3.6. La deduzione di violazione dell’art. 2697 c.c. è infondata in quanto la violazione dell’art. 2697 c.c. è censurabile per cassazione ai sensi dell’art. 360, co. 1, n. 3 c.p.c., soltanto nell’ipotesi in cui il giudice abbia attribuito l’onere della prova ad una parte diversa da quella che ne fosse onerata secondo le regole di scomposizione delle fattispecie basate sulla differenza tra fatti costitutivi ed eccezioni e non invece laddove oggetto di censura sia la valutazione che il giudice abbia svolto delle prove proposte dalle parti (Cass. n. 15107 / 2013, Cass. n. 13395/ 2018), mentre nella sentenza impugnata non è in alcun modo ravvisabile un sovvertimento dell’onere probatorio, interamente gravante sul dipendente.
Il secondo motivo di ricorso è infondato.
4.1. La sentenza impugnata, pur dando atto che il superminimo, pacificamente erogato al Leschiera, è normalmente soggetto all’assorbimento nei miglioramenti retributivi contemplati dalla disciplina collettiva, ha osservato che secondo quanto emergente dalle buste paga, a fronte degli scatti di anzianità medio tempore maturati in favore del dipendente, tale assorbimento non si era mai verificato ed ha concluso che per volontà datoriale o prassi tale emolumento doveva considerarsi non assorbibile.

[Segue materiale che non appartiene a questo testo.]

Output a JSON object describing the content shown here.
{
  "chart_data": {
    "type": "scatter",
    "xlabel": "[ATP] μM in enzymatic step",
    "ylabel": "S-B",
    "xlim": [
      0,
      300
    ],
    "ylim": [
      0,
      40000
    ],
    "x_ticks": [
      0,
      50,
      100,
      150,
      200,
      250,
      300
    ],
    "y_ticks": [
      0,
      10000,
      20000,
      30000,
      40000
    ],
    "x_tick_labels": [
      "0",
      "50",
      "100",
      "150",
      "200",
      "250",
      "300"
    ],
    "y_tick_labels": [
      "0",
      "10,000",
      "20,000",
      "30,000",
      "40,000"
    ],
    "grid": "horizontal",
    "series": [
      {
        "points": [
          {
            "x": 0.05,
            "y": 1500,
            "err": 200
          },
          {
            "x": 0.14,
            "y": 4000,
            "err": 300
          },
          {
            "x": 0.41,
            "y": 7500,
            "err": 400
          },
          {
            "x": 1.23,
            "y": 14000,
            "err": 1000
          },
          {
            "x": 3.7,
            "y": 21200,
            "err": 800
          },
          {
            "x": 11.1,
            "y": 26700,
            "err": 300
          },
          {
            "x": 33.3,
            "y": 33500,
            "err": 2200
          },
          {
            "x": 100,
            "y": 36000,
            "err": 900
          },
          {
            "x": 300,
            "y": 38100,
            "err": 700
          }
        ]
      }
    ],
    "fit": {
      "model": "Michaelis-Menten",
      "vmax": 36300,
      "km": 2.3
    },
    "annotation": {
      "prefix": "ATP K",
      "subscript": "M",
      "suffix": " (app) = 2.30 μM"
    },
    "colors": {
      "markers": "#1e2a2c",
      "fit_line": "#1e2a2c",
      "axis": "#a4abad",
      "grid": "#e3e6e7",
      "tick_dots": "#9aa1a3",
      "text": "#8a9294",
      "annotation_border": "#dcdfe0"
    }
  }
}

4.2. La decisione, a differenza di quanto assume parte ricorrente, non si pone in contrasto con il principio della normale assorbibilità del superminimo avendo la Corte di merito accertata la concreta sussistenza di un titolo che giustificava la deroga a tale assorbibilità, rappresentato dalla prassi aziendale o dalla volontà datoriale, e quindi da condotte destinate a riverberarsi sul piano del contratto individuale.
4.3. Tale ultimo profilo non risulta specificamente investito da censura atteso che la società ricorrente si limita a negare che tali conseguenze potessero trarsi dalle buste paga, sostanziandosi le ragioni di critica alla sentenza impugnata in un mero dissenso valutativo in ordine alla significatività probatoria del relativo contenuto, da reputarsi quale espressione di una volontà datoriale abdicativa rispetto alla possibilità di assorbimento.
Al rigetto del ricorso consegue il regolamento secondo soccombenza delle spese di lite e la condanna della ricorrente al raddoppio del contributo unificato ai sensi dell’art. 13, comma quater d.p.r. n. 115/2002, nella sussistenza dei relativi presupposti processuali;
P.Q.M.
La Corte rigetta il ricorso. Condanna parte ricorrente alla rifusione delle spese di lite che liquida in € 7.000,00 per compensi professionali, € 200,00 per esborsi, oltre spese forfettarie nella misura del 15% e accessori come per legge.
Ai sensi dell’art. 13, co. 1 quater, del d.P.R. n. 115 del 2002 dà atto della sussistenza dei presupposti processuali per il versamento da parte della ricorrente dell’ulteriore importo a titolo di contributo unificato pari a quello previsto per il ricorso a norma del comma 1 bis dello stesso art.13, se dovuto.